Burgess E. Scruggs In spring 1898, the United States declared war on Spain, and Brown organized a volunteer unit but it was never called for duty. After he contacted the U.S. Surgeon General directly about serving in the conflict, Brown was offered a contract as a surgeon, without benefits offered to white surgeons, and in early August arrived in Cuba. When the chaplain, William T. Anderson, who had medical training, could no longer care for members of the U.S. 10th Cavalry, a black unit, Brown was assigned to it. He was one of only a handful of black contract surgeons in Cuba and served as commander of the 10th from mid-August through early October 1898. Brown and others described their experiences with the unit in Cuba in Herschel Cashin’s Under Fire with the 10th U.S. Cavalry, published in 1899. After improving conditions among the troops and reducing disease, he was ordered to Fort McIntosh in Texas in January 1899. Brown was wounded in a shooting incident by white hospital steward Thomas C. Reeds, and after recovery his contract was cancelled in April. Reeds was dishonorably discharged in June.

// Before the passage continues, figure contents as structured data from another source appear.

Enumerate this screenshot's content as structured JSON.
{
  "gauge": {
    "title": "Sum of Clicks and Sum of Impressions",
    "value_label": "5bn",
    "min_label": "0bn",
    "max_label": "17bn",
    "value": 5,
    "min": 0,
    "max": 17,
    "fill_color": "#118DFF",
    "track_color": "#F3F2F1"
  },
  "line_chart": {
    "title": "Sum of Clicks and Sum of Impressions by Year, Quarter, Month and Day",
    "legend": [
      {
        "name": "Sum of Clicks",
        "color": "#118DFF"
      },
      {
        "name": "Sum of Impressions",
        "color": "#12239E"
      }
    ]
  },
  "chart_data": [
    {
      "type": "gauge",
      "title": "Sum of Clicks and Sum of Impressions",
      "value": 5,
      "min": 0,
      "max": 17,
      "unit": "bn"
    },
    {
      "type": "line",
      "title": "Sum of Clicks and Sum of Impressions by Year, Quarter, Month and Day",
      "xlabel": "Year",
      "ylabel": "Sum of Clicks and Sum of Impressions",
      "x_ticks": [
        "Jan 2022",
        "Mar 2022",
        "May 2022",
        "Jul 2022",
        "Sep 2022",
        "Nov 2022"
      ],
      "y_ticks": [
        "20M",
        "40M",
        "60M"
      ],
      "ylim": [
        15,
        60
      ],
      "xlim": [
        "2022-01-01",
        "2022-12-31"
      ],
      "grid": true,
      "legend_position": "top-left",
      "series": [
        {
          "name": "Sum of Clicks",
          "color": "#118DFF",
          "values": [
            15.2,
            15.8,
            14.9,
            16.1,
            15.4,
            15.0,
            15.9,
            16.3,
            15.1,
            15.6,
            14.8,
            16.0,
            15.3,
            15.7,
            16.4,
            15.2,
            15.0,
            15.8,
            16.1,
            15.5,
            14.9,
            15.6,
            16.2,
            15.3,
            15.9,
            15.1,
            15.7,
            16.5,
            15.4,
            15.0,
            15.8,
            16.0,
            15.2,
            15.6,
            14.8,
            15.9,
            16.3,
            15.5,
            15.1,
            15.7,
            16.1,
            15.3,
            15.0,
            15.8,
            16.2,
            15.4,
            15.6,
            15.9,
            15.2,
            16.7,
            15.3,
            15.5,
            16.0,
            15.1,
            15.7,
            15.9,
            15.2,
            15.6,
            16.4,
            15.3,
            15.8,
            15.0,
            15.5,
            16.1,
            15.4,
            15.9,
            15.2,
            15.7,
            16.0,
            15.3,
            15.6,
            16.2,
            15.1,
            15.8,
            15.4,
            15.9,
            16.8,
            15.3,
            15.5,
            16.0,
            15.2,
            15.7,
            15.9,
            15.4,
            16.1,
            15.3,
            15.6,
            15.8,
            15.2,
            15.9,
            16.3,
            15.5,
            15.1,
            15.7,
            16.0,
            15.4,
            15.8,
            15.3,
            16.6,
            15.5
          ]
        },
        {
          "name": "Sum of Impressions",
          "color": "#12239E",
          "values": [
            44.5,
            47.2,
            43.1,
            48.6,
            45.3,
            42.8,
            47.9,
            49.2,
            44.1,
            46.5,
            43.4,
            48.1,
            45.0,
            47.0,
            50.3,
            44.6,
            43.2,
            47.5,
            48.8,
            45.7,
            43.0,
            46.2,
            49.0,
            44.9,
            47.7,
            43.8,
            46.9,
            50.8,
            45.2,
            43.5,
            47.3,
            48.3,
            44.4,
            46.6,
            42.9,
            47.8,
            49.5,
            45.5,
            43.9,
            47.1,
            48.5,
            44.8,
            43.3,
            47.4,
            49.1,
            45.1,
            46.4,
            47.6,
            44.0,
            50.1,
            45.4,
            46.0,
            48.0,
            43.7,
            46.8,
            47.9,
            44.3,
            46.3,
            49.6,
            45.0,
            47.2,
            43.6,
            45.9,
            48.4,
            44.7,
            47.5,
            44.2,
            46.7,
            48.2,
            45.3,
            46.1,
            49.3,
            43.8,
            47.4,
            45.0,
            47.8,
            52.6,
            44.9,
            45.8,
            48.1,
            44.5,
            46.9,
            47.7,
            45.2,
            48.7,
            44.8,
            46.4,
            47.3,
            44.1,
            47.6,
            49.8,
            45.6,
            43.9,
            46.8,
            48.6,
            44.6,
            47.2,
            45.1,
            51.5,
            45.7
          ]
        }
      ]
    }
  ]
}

Brown and Parker Families Little is known of Brown’s first wife, but he married his second wife Nellie in 1905, and the couple became prominent members of the Birmingham’s African American community. He helped start the Children’s Home Hospital, which was the only local facility open to black doctors practicing in the city. Along with fellow physician Ulysses G. Mason and others, Brown worked tirelessly to achieve a replacement for the Thomas School, an institute for Black children that burned in the 1890s; the new school, designed by prominent black architect Wallace Rayfield, was built in 1910. Brown was a member of several community organizations, including the Elks and the Colored Citizens’ League, which formed in 1918 to promote African American rights in the city. Nellie served as an officer in various women’s social and civic clubs and participated in fundraising at their church, the Sixteenth Street Baptist Church.
Brown and his wife hired Rayfield to design their Craftsman-style home in the Smithfield neighborhood. Brown’s brother E. A. Brown had hired Rayfield previously around 1909 to design his home in the same area. A sign of Brown’s successful practice, he was able to spend $10,000 on the construction of the home. Brown’s son Walter donated the home to the Birmingham Art Club, and it was listed on the National Register of Historic Places in 1974 and became the A. M. Brown Memorial Community Center for Arts and Crafts. Later, it served as headquarters for the Birmingham Chapter of the National Organization of Minority Architects.
Brown was active in state and national organizations for black physicians. A surviving photograph shows him and other physicians from around the state at the Alabama State Medical Congress in April 1904. Indeed, by 1905, more than 60 African American physicians had established practices in Alabama. Brown attended various annual meetings of the Alabama Medical, Dental, and Pharmaceutical Association in cities around the state. He also served as president of the National Medical Association in 1914, and his presidential address at the meeting that year in Tuskegee, Macon County, was published in its journal. He died on December 4, 1939, at his residence after a long illness and was buried in Oak Hill Cemetery in Birmingham. The white-owned Birmingham News published a long obituary in which he is described as a leading surgeon in the African American community.
Cashin, Herschel V. Under Fire with the Tenth U.S. Cavalry. 1899. Reprint, Niwot, Colo.: University Press of Colorado, 1993.
Dyson, John M., Jr. “Doctors Five: African-American Contract Surgeons in the Spanish-American War.” Military Medicine 164 (June 1999): 435-41.